Updated your formatting. Check out the Markdown Cheatsheet for instructions on how to properly do this.

Edgar Gil
Edgar Gil
13,322 Points

I'm sure has to be with the function

event.preventDefault()

You need to place is somewhere in your code, so that it can prevent the browser from doing their default work. I would try to ho help but I don't have all the files to check this.

Good Luck!. But I hope i could help.

2 Answers

Erwin Meesters
Erwin Meesters
15,088 Points

You could try to set the position of the overlay image to fixed via css:

#overlay img {
    position: fixed;
}
Colin McGraw
Colin McGraw
15,337 Points

I wonder why #overlay is absolutely positioned? It works in this lesson because the page is short, but if it were longer you'd need more JS to position the content of the overlay (like how the 'markdown cheatsheet' modal on this page works).

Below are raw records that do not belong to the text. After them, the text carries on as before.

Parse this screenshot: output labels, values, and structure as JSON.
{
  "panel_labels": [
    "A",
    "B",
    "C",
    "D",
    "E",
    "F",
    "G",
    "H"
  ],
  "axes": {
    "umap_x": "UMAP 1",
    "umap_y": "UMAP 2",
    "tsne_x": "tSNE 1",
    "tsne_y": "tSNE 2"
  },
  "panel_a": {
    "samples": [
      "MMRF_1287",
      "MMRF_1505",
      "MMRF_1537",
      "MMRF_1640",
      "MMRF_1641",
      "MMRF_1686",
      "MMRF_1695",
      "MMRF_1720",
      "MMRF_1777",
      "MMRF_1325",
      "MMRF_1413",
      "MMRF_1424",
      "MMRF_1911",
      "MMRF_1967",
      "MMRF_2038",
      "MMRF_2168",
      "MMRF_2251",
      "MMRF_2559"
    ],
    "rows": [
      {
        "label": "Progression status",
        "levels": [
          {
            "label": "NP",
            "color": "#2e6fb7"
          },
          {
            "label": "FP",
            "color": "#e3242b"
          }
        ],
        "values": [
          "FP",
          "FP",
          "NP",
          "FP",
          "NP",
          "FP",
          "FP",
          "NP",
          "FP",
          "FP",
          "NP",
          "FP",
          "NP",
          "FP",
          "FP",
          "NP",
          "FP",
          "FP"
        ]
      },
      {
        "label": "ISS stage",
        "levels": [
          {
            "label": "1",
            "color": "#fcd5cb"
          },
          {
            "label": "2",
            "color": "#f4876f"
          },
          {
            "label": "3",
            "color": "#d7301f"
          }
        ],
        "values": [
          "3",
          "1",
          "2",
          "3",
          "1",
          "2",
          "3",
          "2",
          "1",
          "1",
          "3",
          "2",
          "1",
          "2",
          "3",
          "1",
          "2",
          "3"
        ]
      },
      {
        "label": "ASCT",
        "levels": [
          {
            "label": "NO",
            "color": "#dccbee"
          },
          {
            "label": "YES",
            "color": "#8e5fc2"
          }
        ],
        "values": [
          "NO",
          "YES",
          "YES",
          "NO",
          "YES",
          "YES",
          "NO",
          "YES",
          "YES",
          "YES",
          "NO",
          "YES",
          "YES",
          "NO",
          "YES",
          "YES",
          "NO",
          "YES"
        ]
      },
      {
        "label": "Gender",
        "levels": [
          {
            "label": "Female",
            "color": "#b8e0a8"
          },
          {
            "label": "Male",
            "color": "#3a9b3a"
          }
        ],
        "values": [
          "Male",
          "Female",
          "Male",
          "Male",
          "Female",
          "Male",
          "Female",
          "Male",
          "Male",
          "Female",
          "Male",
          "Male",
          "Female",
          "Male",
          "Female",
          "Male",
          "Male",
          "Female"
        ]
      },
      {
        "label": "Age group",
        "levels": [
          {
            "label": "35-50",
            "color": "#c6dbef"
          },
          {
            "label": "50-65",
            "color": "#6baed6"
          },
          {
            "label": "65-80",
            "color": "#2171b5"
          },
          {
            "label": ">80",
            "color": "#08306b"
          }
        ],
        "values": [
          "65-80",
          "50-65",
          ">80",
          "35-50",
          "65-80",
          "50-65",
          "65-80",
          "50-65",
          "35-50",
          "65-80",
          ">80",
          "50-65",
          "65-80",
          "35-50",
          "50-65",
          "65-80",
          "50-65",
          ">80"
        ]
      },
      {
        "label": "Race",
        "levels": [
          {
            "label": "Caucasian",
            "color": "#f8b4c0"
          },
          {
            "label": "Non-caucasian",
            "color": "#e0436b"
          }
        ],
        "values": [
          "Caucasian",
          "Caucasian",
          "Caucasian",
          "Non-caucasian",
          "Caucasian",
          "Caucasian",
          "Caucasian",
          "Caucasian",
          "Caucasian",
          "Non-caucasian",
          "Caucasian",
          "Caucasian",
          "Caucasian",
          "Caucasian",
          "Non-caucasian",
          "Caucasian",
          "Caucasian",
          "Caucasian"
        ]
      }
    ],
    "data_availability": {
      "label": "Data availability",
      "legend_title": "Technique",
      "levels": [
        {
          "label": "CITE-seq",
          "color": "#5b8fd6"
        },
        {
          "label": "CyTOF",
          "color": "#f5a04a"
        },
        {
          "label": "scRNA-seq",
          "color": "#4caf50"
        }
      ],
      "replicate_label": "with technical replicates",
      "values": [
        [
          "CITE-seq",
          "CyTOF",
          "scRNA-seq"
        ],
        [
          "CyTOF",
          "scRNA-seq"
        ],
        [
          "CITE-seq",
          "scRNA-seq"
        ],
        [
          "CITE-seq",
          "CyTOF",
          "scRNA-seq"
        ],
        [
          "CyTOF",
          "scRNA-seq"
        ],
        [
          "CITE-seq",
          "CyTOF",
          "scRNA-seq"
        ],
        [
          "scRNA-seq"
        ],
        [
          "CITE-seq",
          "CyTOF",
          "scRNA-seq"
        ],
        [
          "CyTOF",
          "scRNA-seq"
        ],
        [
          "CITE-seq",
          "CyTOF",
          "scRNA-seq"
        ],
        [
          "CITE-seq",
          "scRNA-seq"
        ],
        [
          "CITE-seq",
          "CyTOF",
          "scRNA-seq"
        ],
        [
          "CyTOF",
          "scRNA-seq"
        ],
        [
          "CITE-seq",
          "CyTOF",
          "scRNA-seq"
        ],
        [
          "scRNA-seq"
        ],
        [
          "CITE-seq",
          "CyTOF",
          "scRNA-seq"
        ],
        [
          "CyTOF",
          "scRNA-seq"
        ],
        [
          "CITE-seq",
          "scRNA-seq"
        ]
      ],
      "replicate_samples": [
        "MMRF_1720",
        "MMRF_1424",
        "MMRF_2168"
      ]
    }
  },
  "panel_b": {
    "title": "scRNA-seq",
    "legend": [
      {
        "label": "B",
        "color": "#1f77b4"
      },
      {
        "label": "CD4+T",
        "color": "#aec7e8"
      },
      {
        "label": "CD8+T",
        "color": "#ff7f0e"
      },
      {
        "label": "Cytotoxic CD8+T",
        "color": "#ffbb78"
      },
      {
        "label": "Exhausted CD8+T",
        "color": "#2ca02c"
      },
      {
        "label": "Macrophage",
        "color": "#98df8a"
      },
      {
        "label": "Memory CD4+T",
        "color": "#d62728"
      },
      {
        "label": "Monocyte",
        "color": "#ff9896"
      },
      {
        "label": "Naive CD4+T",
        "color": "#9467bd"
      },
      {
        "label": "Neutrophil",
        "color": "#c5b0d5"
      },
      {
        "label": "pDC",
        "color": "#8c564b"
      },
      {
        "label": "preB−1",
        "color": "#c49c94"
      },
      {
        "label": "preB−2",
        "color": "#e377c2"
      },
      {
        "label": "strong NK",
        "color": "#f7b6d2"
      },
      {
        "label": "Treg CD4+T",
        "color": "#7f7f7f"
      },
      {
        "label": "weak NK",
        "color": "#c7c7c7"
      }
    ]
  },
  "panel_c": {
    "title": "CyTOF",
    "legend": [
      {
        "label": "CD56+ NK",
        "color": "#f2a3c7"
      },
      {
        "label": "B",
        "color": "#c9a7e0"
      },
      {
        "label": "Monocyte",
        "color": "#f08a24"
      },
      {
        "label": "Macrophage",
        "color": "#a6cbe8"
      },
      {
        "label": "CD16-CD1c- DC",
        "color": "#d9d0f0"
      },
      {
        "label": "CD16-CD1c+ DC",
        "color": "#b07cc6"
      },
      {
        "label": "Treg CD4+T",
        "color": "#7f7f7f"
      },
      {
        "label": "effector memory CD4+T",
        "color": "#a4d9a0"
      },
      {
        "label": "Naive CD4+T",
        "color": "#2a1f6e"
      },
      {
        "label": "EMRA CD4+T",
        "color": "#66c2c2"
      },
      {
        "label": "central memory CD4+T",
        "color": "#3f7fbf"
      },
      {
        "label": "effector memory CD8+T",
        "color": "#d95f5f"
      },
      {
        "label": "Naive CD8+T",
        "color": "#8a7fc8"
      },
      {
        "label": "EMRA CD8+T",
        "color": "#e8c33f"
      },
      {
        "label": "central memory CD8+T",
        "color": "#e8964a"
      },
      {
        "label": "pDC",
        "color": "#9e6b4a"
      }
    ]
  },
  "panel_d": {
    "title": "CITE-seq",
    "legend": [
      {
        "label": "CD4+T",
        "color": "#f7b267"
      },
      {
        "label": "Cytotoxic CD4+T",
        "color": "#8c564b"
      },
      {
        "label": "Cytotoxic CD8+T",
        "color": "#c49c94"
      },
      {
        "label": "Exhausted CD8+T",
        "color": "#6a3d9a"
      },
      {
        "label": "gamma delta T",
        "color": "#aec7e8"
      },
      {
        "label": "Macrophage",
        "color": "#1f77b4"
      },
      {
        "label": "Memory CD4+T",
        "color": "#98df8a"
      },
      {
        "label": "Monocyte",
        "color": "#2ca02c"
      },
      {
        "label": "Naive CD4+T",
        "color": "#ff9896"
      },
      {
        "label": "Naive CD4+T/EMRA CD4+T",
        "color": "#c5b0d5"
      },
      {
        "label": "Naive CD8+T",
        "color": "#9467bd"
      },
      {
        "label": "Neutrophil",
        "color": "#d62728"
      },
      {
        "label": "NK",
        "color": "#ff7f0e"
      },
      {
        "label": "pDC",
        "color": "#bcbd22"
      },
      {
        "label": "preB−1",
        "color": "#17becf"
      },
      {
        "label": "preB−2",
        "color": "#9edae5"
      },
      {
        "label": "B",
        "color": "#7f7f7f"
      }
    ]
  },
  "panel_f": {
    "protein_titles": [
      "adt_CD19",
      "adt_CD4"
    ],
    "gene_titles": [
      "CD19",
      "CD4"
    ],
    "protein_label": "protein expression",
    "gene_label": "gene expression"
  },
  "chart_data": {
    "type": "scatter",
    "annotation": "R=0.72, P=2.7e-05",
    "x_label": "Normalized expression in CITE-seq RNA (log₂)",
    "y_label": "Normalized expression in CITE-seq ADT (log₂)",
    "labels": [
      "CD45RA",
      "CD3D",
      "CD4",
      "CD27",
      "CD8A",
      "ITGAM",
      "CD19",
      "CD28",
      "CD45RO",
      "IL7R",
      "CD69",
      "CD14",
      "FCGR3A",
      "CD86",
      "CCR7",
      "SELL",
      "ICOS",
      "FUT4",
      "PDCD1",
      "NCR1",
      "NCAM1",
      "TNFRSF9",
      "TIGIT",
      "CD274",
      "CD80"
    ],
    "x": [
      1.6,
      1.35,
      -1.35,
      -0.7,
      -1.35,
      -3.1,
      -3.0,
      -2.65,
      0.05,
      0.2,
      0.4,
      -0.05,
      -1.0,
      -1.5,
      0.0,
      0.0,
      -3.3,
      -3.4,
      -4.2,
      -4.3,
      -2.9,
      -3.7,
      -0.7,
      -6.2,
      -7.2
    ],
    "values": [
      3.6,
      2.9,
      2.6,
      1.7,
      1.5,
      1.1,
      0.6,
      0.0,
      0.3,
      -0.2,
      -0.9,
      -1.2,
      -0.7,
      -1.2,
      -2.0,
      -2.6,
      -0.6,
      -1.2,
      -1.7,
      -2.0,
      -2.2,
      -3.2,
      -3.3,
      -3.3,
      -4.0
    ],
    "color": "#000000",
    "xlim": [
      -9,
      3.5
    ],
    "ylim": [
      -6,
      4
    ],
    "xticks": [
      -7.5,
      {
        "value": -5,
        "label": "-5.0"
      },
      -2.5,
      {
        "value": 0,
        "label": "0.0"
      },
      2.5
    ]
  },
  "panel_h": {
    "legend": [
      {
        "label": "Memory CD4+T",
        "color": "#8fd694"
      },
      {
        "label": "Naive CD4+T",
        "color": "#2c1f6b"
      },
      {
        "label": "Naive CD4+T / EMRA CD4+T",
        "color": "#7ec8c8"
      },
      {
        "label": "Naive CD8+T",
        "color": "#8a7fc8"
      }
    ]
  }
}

You could position #overlay like this:

#overlay {
  position: fixed;
  top: 0;  
  left: 0;
  width: 100%; 
  height: 100%;
}

...then you could also set overflow:hidden; on the html or body element when the overlay is open, to try to disable scroll altogether.

I know the fixed position approach can get a little wonky on touch devices though...It'd be interesting to hear from Andrew Chalkley the advantages of one approach over the other.